Darkness swallowed me before I could say it again.

When I awoke, the world was muted. Light pressed through my eyelids, the sterile scent of antiseptic cutting through the lingering haze of pain and blood. My body felt foreign, every limb heavy, my bones aching as if the accident had torn through them and left them to mend at their own pace.

And then reality hit, jagged and unyielding. I was not alone.

Carl.

I heard him first—the faint, irregular rise and fall of his chest, the tiny whimpers, the soft sniffles of a child waking from a nightmare. I scrambled to my side, panic clawing at my throat even as tears streamed freely.

“Carl! It’s Mama. I’m here.”

He opened his eyes, golden sparks flickering dimly in the soft light. Weak, fragile, but alive. He reached for me, and I gathered him into my arms, holding him as if by sheer force I could shield him from all harm, from every shadow of the world.

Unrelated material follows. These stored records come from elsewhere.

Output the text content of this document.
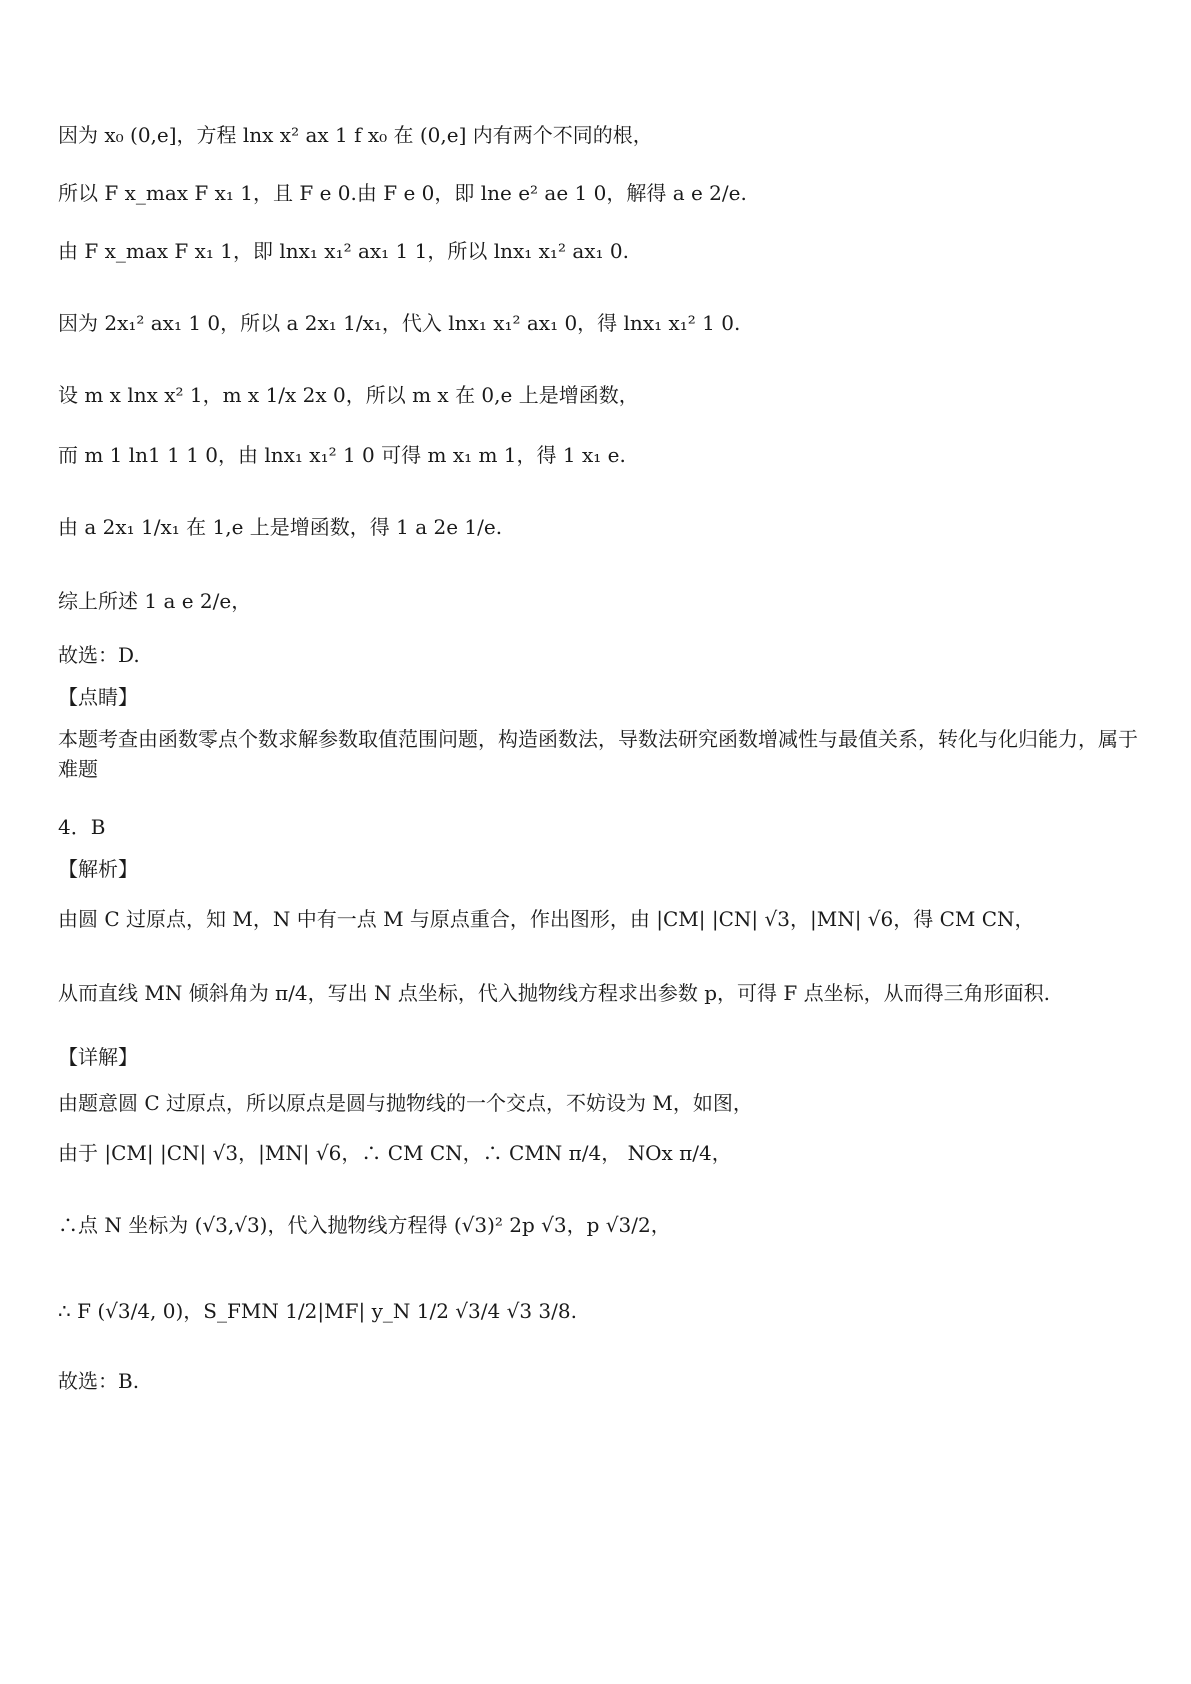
因为 x₀ (0,e]，方程 lnx x² ax 1 f x₀ 在 (0,e] 内有两个不同的根，
所以 F x_max F x₁ 1，且 F e 0.由 F e 0，即 lne e² ae 1 0，解得 a e 2/e.
由 F x_max F x₁ 1，即 lnx₁ x₁² ax₁ 1 1，所以 lnx₁ x₁² ax₁ 0.
因为 2x₁² ax₁ 1 0，所以 a 2x₁ 1/x₁，代入 lnx₁ x₁² ax₁ 0，得 lnx₁ x₁² 1 0.
设 m x lnx x² 1，m x 1/x 2x 0，所以 m x 在 0,e 上是增函数，
而 m 1 ln1 1 1 0，由 lnx₁ x₁² 1 0 可得 m x₁ m 1，得 1 x₁ e.
由 a 2x₁ 1/x₁ 在 1,e 上是增函数，得 1 a 2e 1/e.
综上所述 1 a e 2/e，
故选：D.
【点睛】
本题考查由函数零点个数求解参数取值范围问题，构造函数法，导数法研究函数增减性与最值关系，转化与化归能力，属于难题
4．B
【解析】
由圆 C 过原点，知 M，N 中有一点 M 与原点重合，作出图形，由 |CM| |CN| √3，|MN| √6，得 CM CN，
从而直线 MN 倾斜角为 π/4，写出 N 点坐标，代入抛物线方程求出参数 p，可得 F 点坐标，从而得三角形面积.
【详解】
由题意圆 C 过原点，所以原点是圆与抛物线的一个交点，不妨设为 M，如图，
由于 |CM| |CN| √3，|MN| √6，∴ CM CN，∴ CMN π/4， NOx π/4，
∴点 N 坐标为 (√3,√3)，代入抛物线方程得 (√3)² 2p √3，p √3/2，
∴ F (√3/4, 0)，S_FMN 1/2|MF| y_N 1/2 √3/4 √3 3/8.
故选：B.
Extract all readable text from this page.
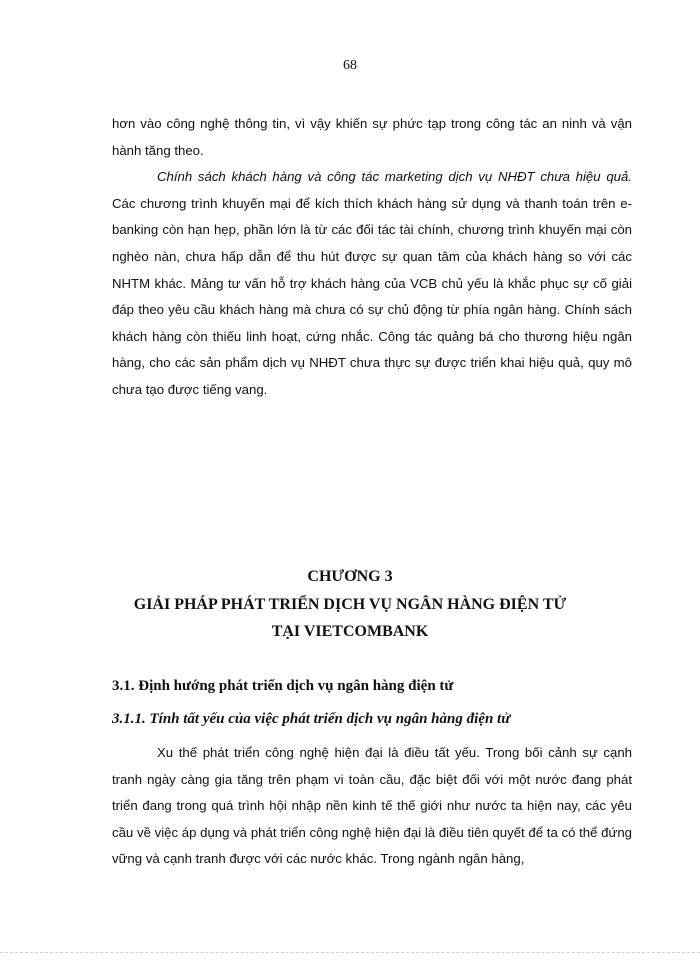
68

hơn vào công nghệ thông tin, vì vậy khiến sự phức tạp trong công tác an ninh và vận hành tăng theo.

Chính sách khách hàng và công tác marketing dịch vụ NHĐT chưa hiệu quả. Các chương trình khuyến mại để kích thích khách hàng sử dụng và thanh toán trên e-banking còn hạn hẹp, phần lớn là từ các đối tác tài chính, chương trình khuyến mại còn nghèo nàn, chưa hấp dẫn để thu hút được sự quan tâm của khách hàng so với các NHTM khác. Mảng tư vấn hỗ trợ khách hàng của VCB chủ yếu là khắc phục sự cố giải đáp theo yêu cầu khách hàng mà chưa có sự chủ động từ phía ngân hàng. Chính sách khách hàng còn thiếu linh hoạt, cứng nhắc. Công tác quảng bá cho thương hiệu ngân hàng, cho các sản phẩm dịch vụ NHĐT chưa thực sự được triển khai hiệu quả, quy mô chưa tạo được tiếng vang.

CHƯƠNG 3
GIẢI PHÁP PHÁT TRIỂN DỊCH VỤ NGÂN HÀNG ĐIỆN TỬ
TẠI VIETCOMBANK
3.1. Định hướng phát triển dịch vụ ngân hàng điện tử
3.1.1. Tính tất yếu của việc phát triển dịch vụ ngân hàng điện tử

Xu thế phát triển công nghệ hiện đại là điều tất yếu. Trong bối cảnh sự cạnh tranh ngày càng gia tăng trên phạm vi toàn cầu, đặc biệt đối với một nước đang phát triển đang trong quá trình hội nhập nền kinh tế thế giới như nước ta hiện nay, các yêu cầu về việc áp dụng và phát triển công nghệ hiện đại là điều tiên quyết để ta có thể đứng vững và cạnh tranh được với các nước khác. Trong ngành ngân hàng,
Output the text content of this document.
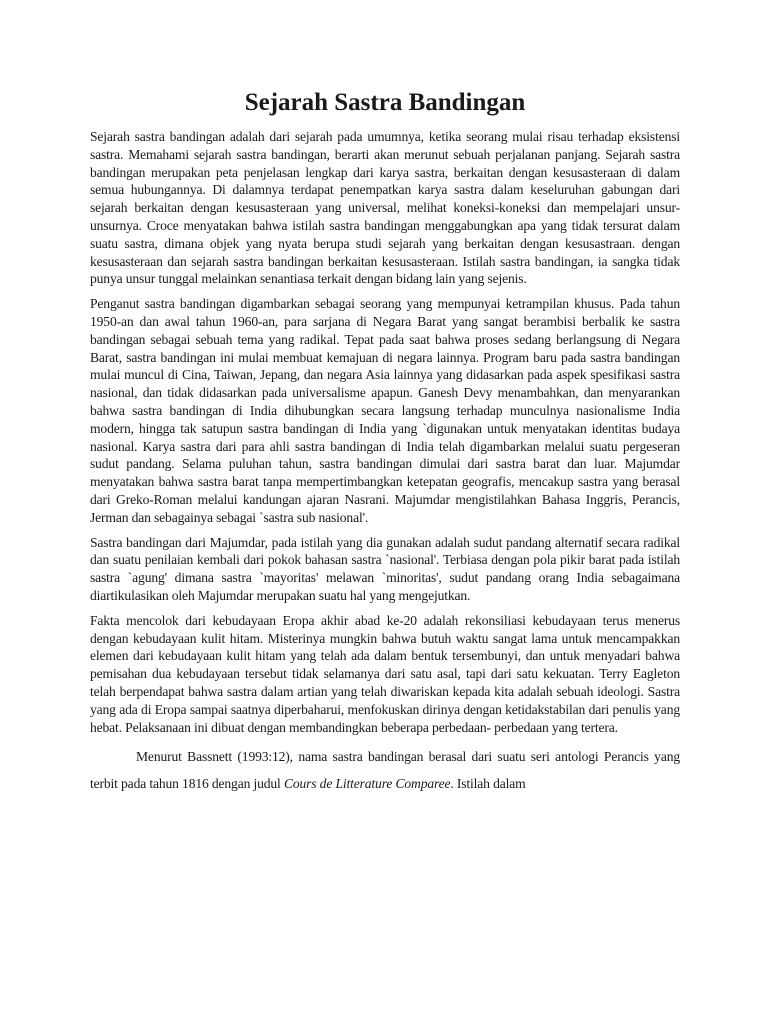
Sejarah Sastra Bandingan

Sejarah sastra bandingan adalah dari sejarah pada umumnya, ketika seorang mulai risau terhadap eksistensi sastra. Memahami sejarah sastra bandingan, berarti akan merunut sebuah perjalanan panjang. Sejarah sastra bandingan merupakan peta penjelasan lengkap dari karya sastra, berkaitan dengan kesusasteraan di dalam semua hubungannya. Di dalamnya terdapat penempatkan karya sastra dalam keseluruhan gabungan dari sejarah berkaitan dengan kesusasteraan yang universal, melihat koneksi-koneksi dan mempelajari unsur-unsurnya. Croce menyatakan bahwa istilah sastra bandingan menggabungkan apa yang tidak tersurat dalam suatu sastra, dimana objek yang nyata berupa studi sejarah yang berkaitan dengan kesusastraan. dengan kesusasteraan dan sejarah sastra bandingan berkaitan kesusasteraan. Istilah sastra bandingan, ia sangka tidak punya unsur tunggal melainkan senantiasa terkait dengan bidang lain yang sejenis.

Penganut sastra bandingan digambarkan sebagai seorang yang mempunyai ketrampilan khusus. Pada tahun 1950-an dan awal tahun 1960-an, para sarjana di Negara Barat yang sangat berambisi berbalik ke sastra bandingan sebagai sebuah tema yang radikal. Tepat pada saat bahwa proses sedang berlangsung di Negara Barat, sastra bandingan ini mulai membuat kemajuan di negara lainnya. Program baru pada sastra bandingan mulai muncul di Cina, Taiwan, Jepang, dan negara Asia lainnya yang didasarkan pada aspek spesifikasi sastra nasional, dan tidak didasarkan pada universalisme apapun. Ganesh Devy menambahkan, dan menyarankan bahwa sastra bandingan di India dihubungkan secara langsung terhadap munculnya nasionalisme India modern, hingga tak satupun sastra bandingan di India yang `digunakan untuk menyatakan identitas budaya nasional. Karya sastra dari para ahli sastra bandingan di India telah digambarkan melalui suatu pergeseran sudut pandang. Selama puluhan tahun, sastra bandingan dimulai dari sastra barat dan luar. Majumdar menyatakan bahwa sastra barat tanpa mempertimbangkan ketepatan geografis, mencakup sastra yang berasal dari Greko-Roman melalui kandungan ajaran Nasrani. Majumdar mengistilahkan Bahasa Inggris, Perancis, Jerman dan sebagainya sebagai `sastra sub nasional'.

Sastra bandingan dari Majumdar, pada istilah yang dia gunakan adalah sudut pandang alternatif secara radikal dan suatu penilaian kembali dari pokok bahasan sastra `nasional'. Terbiasa dengan pola pikir barat pada istilah sastra `agung' dimana sastra `mayoritas' melawan `minoritas', sudut pandang orang India sebagaimana diartikulasikan oleh Majumdar merupakan suatu hal yang mengejutkan.

Fakta mencolok dari kebudayaan Eropa akhir abad ke-20 adalah rekonsiliasi kebudayaan terus menerus dengan kebudayaan kulit hitam. Misterinya mungkin bahwa butuh waktu sangat lama untuk mencampakkan elemen dari kebudayaan kulit hitam yang telah ada dalam bentuk tersembunyi, dan untuk menyadari bahwa pemisahan dua kebudayaan tersebut tidak selamanya dari satu asal, tapi dari satu kekuatan. Terry Eagleton telah berpendapat bahwa sastra dalam artian yang telah diwariskan kepada kita adalah sebuah ideologi. Sastra yang ada di Eropa sampai saatnya diperbaharui, menfokuskan dirinya dengan ketidakstabilan dari penulis yang hebat. Pelaksanaan ini dibuat dengan membandingkan beberapa perbedaan- perbedaan yang tertera.

Menurut Bassnett (1993:12), nama sastra bandingan berasal dari suatu seri antologi Perancis yang terbit pada tahun 1816 dengan judul Cours de Litterature Comparee. Istilah dalam
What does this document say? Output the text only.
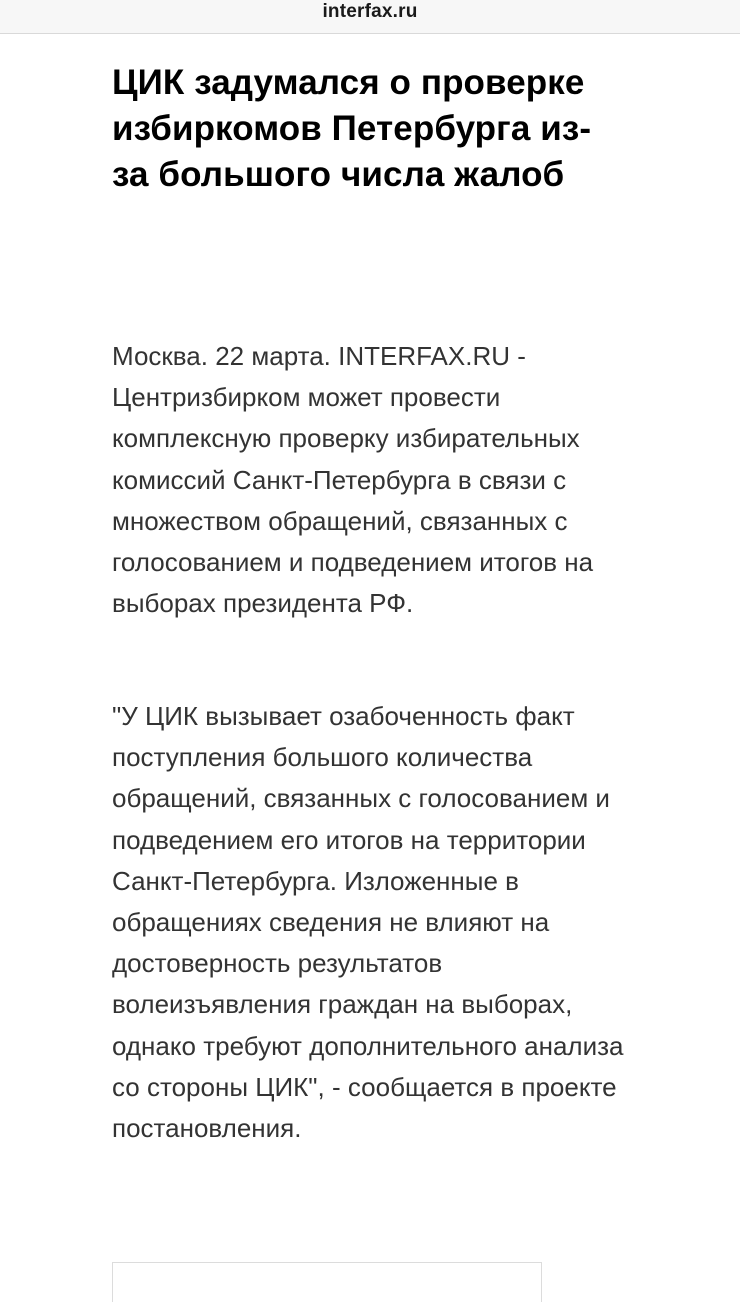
interfax.ru
ЦИК задумался о проверке избиркомов Петербурга из-за большого числа жалоб

Москва. 22 марта. INTERFAX.RU - Центризбирком может провести комплексную проверку избирательных комиссий Санкт-Петербурга в связи с множеством обращений, связанных с голосованием и подведением итогов на выборах президента РФ.

"У ЦИК вызывает озабоченность факт поступления большого количества обращений, связанных с голосованием и подведением его итогов на территории Санкт-Петербурга. Изложенные в обращениях сведения не влияют на достоверность результатов волеизъявления граждан на выборах, однако требуют дополнительного анализа со стороны ЦИК", - сообщается в проекте постановления.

Sofia appeared then, small and uncertain, clutching her blanket like a talisman. She pressed her face against my arm, and I felt the combined weight of my children—their need, their vulnerability, their trust in me—and my resolve hardened.

I would not let them down. Not ever.

Even as pain coursed through me, even as my body screamed in protest, I promised them: I would endure. I would survive. I would fight.

Because this was motherhood. This was love. This was the bond that no accident, no shadow, no darkness could sever.

And I would rise from the wreckage, carrying them with me, even if I broke into a thousand pieces along the way.